The path of negotiations is facing many difficulties because of Israel’s refusal to accept the signed agreements and creating new illegal facts on the ground, the PA president said.
“These actions threaten and discredit the peace process,” Abbas charged. “Therefore we are looking forward to the entire international community to assume its role in pushing the peace process forward by emphasizing the need to abide by the two-state solution and rejecting Israel’s settlement policy.”
He said that in the end the Palestinians would triumph “because ours is a just cause and we will enjoy stability and prosperity in an independent state with Jerusalem as its capital.”
The PA government, meanwhile, announced on Tuesday that the Palestinians were ready for statehood more than ever.
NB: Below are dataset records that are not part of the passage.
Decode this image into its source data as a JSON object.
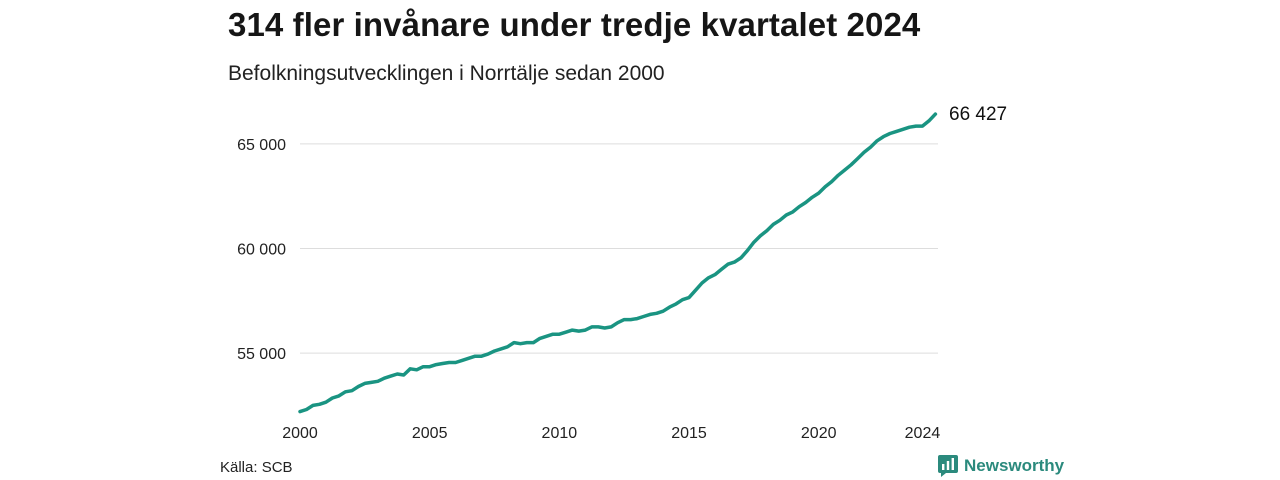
{
  "header": {
    "title": "314 fler invånare under tredje kvartalet 2024",
    "subtitle": "Befolkningsutvecklingen i Norrtälje sedan 2000"
  },
  "footer": {
    "source": "Källa: SCB",
    "brand": "Newsworthy"
  },
  "colors": {
    "line": "#1a9482",
    "grid": "#dddddd",
    "brand": "#2b8a7d"
  },
  "icons": {
    "brand": "newsworthy-logo-icon"
  },
  "chart_data": {
    "type": "line",
    "title": "314 fler invånare under tredje kvartalet 2024",
    "subtitle": "Befolkningsutvecklingen i Norrtälje sedan 2000",
    "xlabel": "",
    "ylabel": "",
    "x_ticks": [
      "2000",
      "2005",
      "2010",
      "2015",
      "2020",
      "2024"
    ],
    "y_ticks": [
      {
        "value": 55000,
        "label": "55 000"
      },
      {
        "value": 60000,
        "label": "60 000"
      },
      {
        "value": 65000,
        "label": "65 000"
      }
    ],
    "xlim": [
      2000,
      2024.6
    ],
    "ylim": [
      51800,
      67100
    ],
    "grid": true,
    "last_value_label": "66 427",
    "series": [
      {
        "x": [
          2000.0,
          2000.25,
          2000.5,
          2000.75,
          2001.0,
          2001.25,
          2001.5,
          2001.75,
          2002.0,
          2002.25,
          2002.5,
          2002.75,
          2003.0,
          2003.25,
          2003.5,
          2003.75,
          2004.0,
          2004.25,
          2004.5,
          2004.75,
          2005.0,
          2005.25,
          2005.5,
          2005.75,
          2006.0,
          2006.25,
          2006.5,
          2006.75,
          2007.0,
          2007.25,
          2007.5,
          2007.75,
          2008.0,
          2008.25,
          2008.5,
          2008.75,
          2009.0,
          2009.25,
          2009.5,
          2009.75,
          2010.0,
          2010.25,
          2010.5,
          2010.75,
          2011.0,
          2011.25,
          2011.5,
          2011.75,
          2012.0,
          2012.25,
          2012.5,
          2012.75,
          2013.0,
          2013.25,
          2013.5,
          2013.75,
          2014.0,
          2014.25,
          2014.5,
          2014.75,
          2015.0,
          2015.25,
          2015.5,
          2015.75,
          2016.0,
          2016.25,
          2016.5,
          2016.75,
          2017.0,
          2017.25,
          2017.5,
          2017.75,
          2018.0,
          2018.25,
          2018.5,
          2018.75,
          2019.0,
          2019.25,
          2019.5,
          2019.75,
          2020.0,
          2020.25,
          2020.5,
          2020.75,
          2021.0,
          2021.25,
          2021.5,
          2021.75,
          2022.0,
          2022.25,
          2022.5,
          2022.75,
          2023.0,
          2023.25,
          2023.5,
          2023.75,
          2024.0,
          2024.25,
          2024.5
        ],
        "values": [
          52200,
          52300,
          52500,
          52550,
          52650,
          52850,
          52950,
          53150,
          53200,
          53400,
          53550,
          53600,
          53650,
          53800,
          53900,
          54000,
          53950,
          54250,
          54200,
          54350,
          54350,
          54450,
          54500,
          54550,
          54550,
          54650,
          54750,
          54850,
          54850,
          54950,
          55100,
          55200,
          55300,
          55500,
          55450,
          55500,
          55500,
          55700,
          55800,
          55900,
          55900,
          56000,
          56100,
          56050,
          56100,
          56250,
          56250,
          56200,
          56250,
          56450,
          56600,
          56600,
          56650,
          56750,
          56850,
          56900,
          57000,
          57200,
          57350,
          57550,
          57650,
          58000,
          58350,
          58600,
          58750,
          59000,
          59250,
          59350,
          59550,
          59900,
          60300,
          60600,
          60850,
          61150,
          61350,
          61600,
          61750,
          62000,
          62200,
          62450,
          62650,
          62950,
          63200,
          63500,
          63750,
          64000,
          64300,
          64600,
          64850,
          65150,
          65350,
          65500,
          65600,
          65700,
          65800,
          65850,
          65850,
          66100,
          66427
        ]
      }
    ]
  }
}
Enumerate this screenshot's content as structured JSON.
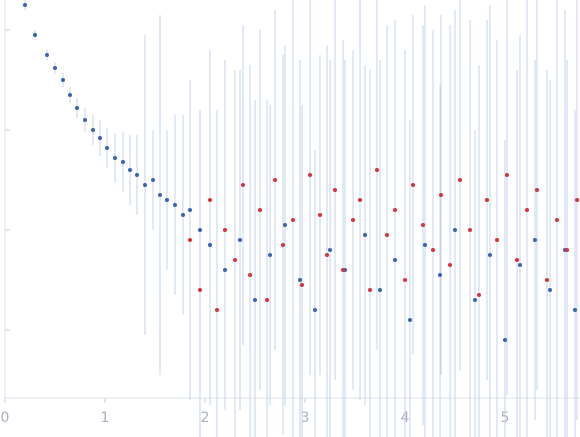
{
  "chart_data": {
    "type": "scatter",
    "xlim": [
      0,
      5.75
    ],
    "ylim": [
      0.32,
      4.3
    ],
    "xticks": [
      0,
      1,
      2,
      3,
      4,
      5
    ],
    "yticks": [
      1,
      2,
      3,
      4
    ],
    "series": [
      {
        "color": "#3a63b8",
        "errcolor": "#c3d3ec",
        "x": [
          0.2,
          0.3,
          0.42,
          0.5,
          0.58,
          0.65,
          0.72,
          0.8,
          0.88,
          0.95,
          1.02,
          1.1,
          1.18,
          1.25,
          1.32,
          1.4,
          1.48,
          1.55,
          1.62,
          1.7,
          1.78,
          1.85,
          1.95,
          2.05,
          2.2,
          2.35,
          2.5,
          2.65,
          2.8,
          2.95,
          3.1,
          3.25,
          3.4,
          3.6,
          3.75,
          3.9,
          4.05,
          4.2,
          4.35,
          4.5,
          4.7,
          4.85,
          5.0,
          5.15,
          5.3,
          5.45,
          5.6,
          5.7
        ],
        "values": [
          4.25,
          3.95,
          3.75,
          3.62,
          3.5,
          3.35,
          3.22,
          3.1,
          3.0,
          2.92,
          2.82,
          2.72,
          2.68,
          2.6,
          2.55,
          2.45,
          2.5,
          2.35,
          2.3,
          2.25,
          2.15,
          2.2,
          2.0,
          1.85,
          1.6,
          1.9,
          1.3,
          1.75,
          2.05,
          1.5,
          1.2,
          1.8,
          1.6,
          1.95,
          1.4,
          1.7,
          1.1,
          1.85,
          1.55,
          2.0,
          1.3,
          1.75,
          0.9,
          1.65,
          1.9,
          1.4,
          1.8,
          1.2
        ],
        "error": [
          0.05,
          0.05,
          0.05,
          0.06,
          0.07,
          0.08,
          0.1,
          0.12,
          0.15,
          0.18,
          0.2,
          0.25,
          0.3,
          0.35,
          0.4,
          1.5,
          0.5,
          1.8,
          0.7,
          0.9,
          1.0,
          1.2,
          1.1,
          1.6,
          1.4,
          1.7,
          2.0,
          1.5,
          1.8,
          2.2,
          1.6,
          1.9,
          2.1,
          1.7,
          2.3,
          1.8,
          2.0,
          2.4,
          1.9,
          2.2,
          1.7,
          2.5,
          2.0,
          2.3,
          1.8,
          2.1,
          2.4,
          2.0
        ]
      },
      {
        "color": "#d8323a",
        "errcolor": "#c3d3ec",
        "x": [
          1.85,
          1.95,
          2.05,
          2.12,
          2.2,
          2.3,
          2.38,
          2.45,
          2.55,
          2.62,
          2.7,
          2.78,
          2.88,
          2.97,
          3.05,
          3.15,
          3.22,
          3.3,
          3.38,
          3.48,
          3.55,
          3.65,
          3.72,
          3.82,
          3.9,
          4.0,
          4.08,
          4.18,
          4.28,
          4.36,
          4.45,
          4.55,
          4.65,
          4.74,
          4.82,
          4.92,
          5.02,
          5.12,
          5.22,
          5.32,
          5.42,
          5.52,
          5.62,
          5.72
        ],
        "values": [
          1.9,
          1.4,
          2.3,
          1.2,
          2.0,
          1.7,
          2.45,
          1.55,
          2.2,
          1.3,
          2.5,
          1.85,
          2.1,
          1.45,
          2.55,
          2.15,
          1.75,
          2.4,
          1.6,
          2.1,
          2.3,
          1.4,
          2.6,
          1.95,
          2.2,
          1.5,
          2.45,
          2.05,
          1.8,
          2.35,
          1.65,
          2.5,
          2.0,
          1.35,
          2.3,
          1.9,
          2.55,
          1.7,
          2.2,
          2.4,
          1.5,
          2.1,
          1.8,
          2.3
        ],
        "error": [
          1.6,
          1.8,
          1.5,
          2.0,
          1.7,
          1.9,
          1.6,
          2.1,
          1.8,
          2.0,
          1.7,
          1.9,
          2.2,
          1.8,
          2.0,
          1.6,
          2.1,
          1.9,
          2.3,
          1.7,
          2.0,
          2.2,
          1.8,
          2.1,
          1.9,
          2.3,
          1.7,
          2.0,
          2.2,
          1.8,
          2.4,
          1.9,
          2.1,
          2.3,
          1.8,
          2.0,
          2.2,
          1.9,
          2.4,
          2.0,
          2.1,
          2.3,
          1.9,
          2.2
        ]
      }
    ]
  }
}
The government expressed hope that the international community was ready to “fulfill its duty and end occupation so that the Palestinians would be able to establish an independent state along the 1967 borders with east Jerusalem as its capital.”
Following its weekly meeting in Ramallah, the PA government urged the international community to force Israel to honor international law, especially with regards to halting settlement expansion and settler “assaults.”